The inconsistency of strlen and strsub

I witnessed a weird bug in my GDL code that I could not explain at all. To save you from the same amount of head scratching I want to document this inconsistency here.
In a for loop I recently did some text operations on strings with new line characters \n. It would work great on the first paragraph, but then it would start to be, not a one off, but "two off" error on the next paragraph and then continue to get progressively worse.

Let's start with a very easy example:

test = "1\n2\n3"

So far there are no surprises here. If we’d show this on the plan with text2 0, 0, test we would get:

1
2
3

as our output.

Let's calculate the length of the string (and use "text2" again to show it in the floor plan – a poor mans "print()" if you want!): text2 0, 0, strlen(test).

Now, the result would be "5" since "\n" is counted as one character (EOL) here. This might come as a surprise for some already, but it is a reasonable result. Nearly every programming language (I couldn't find one that doesn't) counts "\n" as one character when being probed with their native string length functions.

But let's continue with the next operation.
For reasons we need to split the text into multiple parts. For that we can use the strsub function.
As a refresher let me provide you the three parameters strsub wants: strsub(str, n, m).

  • The first, str, is the string which will be hacked apart.
  • Secondly, n is an integer offset from where the extracted substring should start, where 0 < n ≤ strlen(str).
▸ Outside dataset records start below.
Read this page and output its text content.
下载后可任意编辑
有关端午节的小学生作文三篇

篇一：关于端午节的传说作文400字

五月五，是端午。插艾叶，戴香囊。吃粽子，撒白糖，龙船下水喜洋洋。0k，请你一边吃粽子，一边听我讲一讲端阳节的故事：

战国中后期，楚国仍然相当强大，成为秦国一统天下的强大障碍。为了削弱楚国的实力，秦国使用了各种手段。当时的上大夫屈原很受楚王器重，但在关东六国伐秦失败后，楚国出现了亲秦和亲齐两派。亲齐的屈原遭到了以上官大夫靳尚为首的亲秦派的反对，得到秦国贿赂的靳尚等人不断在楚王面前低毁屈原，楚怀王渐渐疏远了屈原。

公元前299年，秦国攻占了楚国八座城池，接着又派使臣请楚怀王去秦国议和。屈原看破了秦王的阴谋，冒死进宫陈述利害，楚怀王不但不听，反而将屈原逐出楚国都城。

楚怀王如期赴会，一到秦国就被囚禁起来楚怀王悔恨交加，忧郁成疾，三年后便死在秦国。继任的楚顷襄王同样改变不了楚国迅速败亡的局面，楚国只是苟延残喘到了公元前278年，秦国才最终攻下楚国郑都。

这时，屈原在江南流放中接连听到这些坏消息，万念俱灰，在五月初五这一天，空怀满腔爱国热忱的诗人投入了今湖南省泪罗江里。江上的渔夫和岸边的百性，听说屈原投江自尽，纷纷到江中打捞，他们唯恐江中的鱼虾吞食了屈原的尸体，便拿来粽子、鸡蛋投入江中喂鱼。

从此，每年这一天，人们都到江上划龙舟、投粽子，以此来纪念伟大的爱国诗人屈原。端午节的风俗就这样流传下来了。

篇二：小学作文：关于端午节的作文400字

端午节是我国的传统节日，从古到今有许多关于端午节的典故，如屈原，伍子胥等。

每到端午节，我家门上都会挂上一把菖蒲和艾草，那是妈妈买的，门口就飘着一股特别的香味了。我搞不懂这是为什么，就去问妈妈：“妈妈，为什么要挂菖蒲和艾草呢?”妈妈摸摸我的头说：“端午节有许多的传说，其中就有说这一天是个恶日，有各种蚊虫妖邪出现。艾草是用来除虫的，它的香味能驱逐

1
Please mind that since GDL is not zero-based for its indices the first character in a string is in fact the "first" (and not 0th).
  • And lastly the second integer m is the length of the substring wanted from the offset n, where 0 < m < strlen(str)-n+1.

Let's try it out:

text2 0, -1, strsub(test, 1, 1)

This will show predictably just "1" in the plan.

text2 0, -1, strsub(test, 1, 3)

Now it gets spooky. This will still just show "1"!
"\n" is clearly – and surprisingly – counted as 2 characters in "strsub"!

To further proof this we can try

test = "1\n23\n4"
text2 0,-1, strsub(test, 1, 4)

If you predicted we would see

1
23

you’d be wrong. Instead it will just be

1
2


Now, what do you think will

text2 0,-1, strsub(test, 3, 1)

yield as a result?

If you said "n" you'd be right. Again, this might come as a surprise, but in a way it is at least very straight forward – you can literally look at the code without any knowledge of special characters – you'd get the "right" result. The third character, when seen alone, of the test string is indeed an "n", even tho we would never see it when used in the intended context.
But how come that

text2 0,-1, strsub(test, 2, 1)

will be empty? Shouldn’t we see the backslash appearing in plan?
This on the other hand however is not possible.

If we look into the GDL reference manual we see that "\" is a special control character and can not actually be used on its own, only with "n" and "t" (for newline and tabulator respectively).
If we want to show the actual backslash we need to escape it itself like this \\.

And from this perspective it starts to make sense (somewhat):
As long we do not actually "write" the text, those are still two separate characters – but one of them is not valid, so we cannot see it.

Still this leaves us in a bit of a pickle.
Now we know that "strlen()" can be deceiving – the actual string might be much longer, which might break e.g. loops for multiple reasons, be it because we cut a string at the wrong positions, or just because we plainly think that the string is exhausted while it actually is not.

Of course when we know that there are not newlines or tabs in the string we process it does not matter.
When the user provides strings we can not be sure that they did not sneak in some of these bad boys.

For this reason I conceived this little algorithm that will give us the correct™ number of characters in a string – disregarding escape sequences and treating every char as one no matter what.

input_string = "Hello\nWorld\n"

total_chars = strlen(input_string)

_str_rest = input_string
extra_newlines = 0
current_pos = 1

while current_pos <= 256 do
    newline_pos = strstr(_str_rest, "\n")

    if newline_pos > 0 then
        ! Found a newline, increment counter
        extra_newlines = extra_newlines + 1
        _str_rest = strsub(_str_rest, newline_pos+1, 256)
    else
        goto "EXITLOOP"
    endif
    ! infinity loops safeguard
    current_pos = current_pos + 1
endwhile
"EXITLOOP":
result = total_chars + extra_newlines

Ultimately the best way forward would be for Graphisoft to fix it, which could be easy: Just ignore what all other languages are doing and count all escape sequences as two characters everywhere, even with strlen(), and all would be good.

Addendum:

As Bernd Schwarzenbacher correctly pointed out a "fix" would most likely end in a new command strlen{2} to maintain backwards compatibility. A lot of scripts in existence would break in unexpected ways otherwise.